Les Gabonais devraient faire comme leurs frères de cet Etat du nord de l'Afrique, d'autant plus que le tourisme, au regard des opportunités qu'il leur offre, peut permettre de corriger la courbe économique de notre pays.

Pour leur part, les responsables du Centre gabonais de promotion touristique (Gabontour l'ont fort bien compris. Et après la Pointe Denis où ils avaient procédé, le vendredi dernier 9 mars 2007, à la signature d'un partenariat avec des responsables des structures intéressées parle développement des activités touristiques sur ledit site, les responsables de Gabontour viennent de séjourner dans la province du Moyen-Ogooué, à la faveur d'une mission mitrée à l'intention des hommes des médias.

Ce séjour a permis à ces derniers, non seulement de visiter un certain nombre de sites touristiques de Lambaréné, mais de mieux appréhender le phénomène touristique. Ce fut l'occasion pour le directeur général de Gabontour, Louis-Barrys Ogoula Olingo, de sensibiliser ses hôtes sur les potentiels touristiques de Lambaréné, une ville qui doit sa célébrité à l'oeuvre du Dr Albert Schweitzer.
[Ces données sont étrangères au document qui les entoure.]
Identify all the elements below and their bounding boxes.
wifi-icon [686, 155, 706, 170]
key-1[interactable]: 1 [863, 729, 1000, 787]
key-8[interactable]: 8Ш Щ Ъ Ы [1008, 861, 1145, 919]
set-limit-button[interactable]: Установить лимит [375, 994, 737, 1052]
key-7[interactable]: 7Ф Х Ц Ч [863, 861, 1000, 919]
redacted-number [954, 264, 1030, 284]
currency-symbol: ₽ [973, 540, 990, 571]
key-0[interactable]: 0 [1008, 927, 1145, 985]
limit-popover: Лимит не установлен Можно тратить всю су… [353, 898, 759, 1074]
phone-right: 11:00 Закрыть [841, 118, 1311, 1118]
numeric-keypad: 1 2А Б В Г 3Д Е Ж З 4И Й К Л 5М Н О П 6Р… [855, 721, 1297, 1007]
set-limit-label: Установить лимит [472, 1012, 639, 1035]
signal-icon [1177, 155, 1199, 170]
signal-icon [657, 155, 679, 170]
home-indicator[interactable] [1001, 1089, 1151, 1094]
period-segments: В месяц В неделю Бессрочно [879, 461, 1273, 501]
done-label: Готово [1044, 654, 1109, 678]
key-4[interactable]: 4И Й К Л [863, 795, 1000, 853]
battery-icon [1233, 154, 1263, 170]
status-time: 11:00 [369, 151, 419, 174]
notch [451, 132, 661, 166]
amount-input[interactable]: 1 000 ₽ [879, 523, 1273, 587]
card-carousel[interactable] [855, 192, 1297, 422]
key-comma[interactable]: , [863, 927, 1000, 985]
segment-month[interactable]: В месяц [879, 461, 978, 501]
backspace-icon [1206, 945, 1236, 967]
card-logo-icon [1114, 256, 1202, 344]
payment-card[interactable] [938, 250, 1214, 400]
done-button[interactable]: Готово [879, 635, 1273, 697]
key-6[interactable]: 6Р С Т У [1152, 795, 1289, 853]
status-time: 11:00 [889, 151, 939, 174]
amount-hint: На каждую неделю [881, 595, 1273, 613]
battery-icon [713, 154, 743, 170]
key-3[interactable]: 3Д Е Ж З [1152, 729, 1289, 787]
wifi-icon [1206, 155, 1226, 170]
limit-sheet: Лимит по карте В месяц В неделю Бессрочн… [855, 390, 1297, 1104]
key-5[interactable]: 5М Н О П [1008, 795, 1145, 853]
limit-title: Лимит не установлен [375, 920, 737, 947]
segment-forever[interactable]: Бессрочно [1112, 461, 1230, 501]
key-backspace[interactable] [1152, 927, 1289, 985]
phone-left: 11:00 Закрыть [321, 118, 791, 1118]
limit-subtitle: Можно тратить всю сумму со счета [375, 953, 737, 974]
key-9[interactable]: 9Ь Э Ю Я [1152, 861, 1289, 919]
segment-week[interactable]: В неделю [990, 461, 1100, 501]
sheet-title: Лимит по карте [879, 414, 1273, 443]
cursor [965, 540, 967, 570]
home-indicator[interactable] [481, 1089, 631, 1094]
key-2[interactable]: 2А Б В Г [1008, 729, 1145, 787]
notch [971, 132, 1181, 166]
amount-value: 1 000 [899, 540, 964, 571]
Pour ce premier voyage de presse, le choix du chef-lieu de la province de cette région des Lacs se justifie par la spécificité de plusieurs endroits regorgeant une grande diversité d'oiseaux et d'hippopotames. En plus des oeuvres du "Grand blanc" de Lambaréné, les lacs zilé, Onangué et Evaro (un véritable paradis terrestre) sont autant de sites que les touristes potentiels vont forcément apprécier.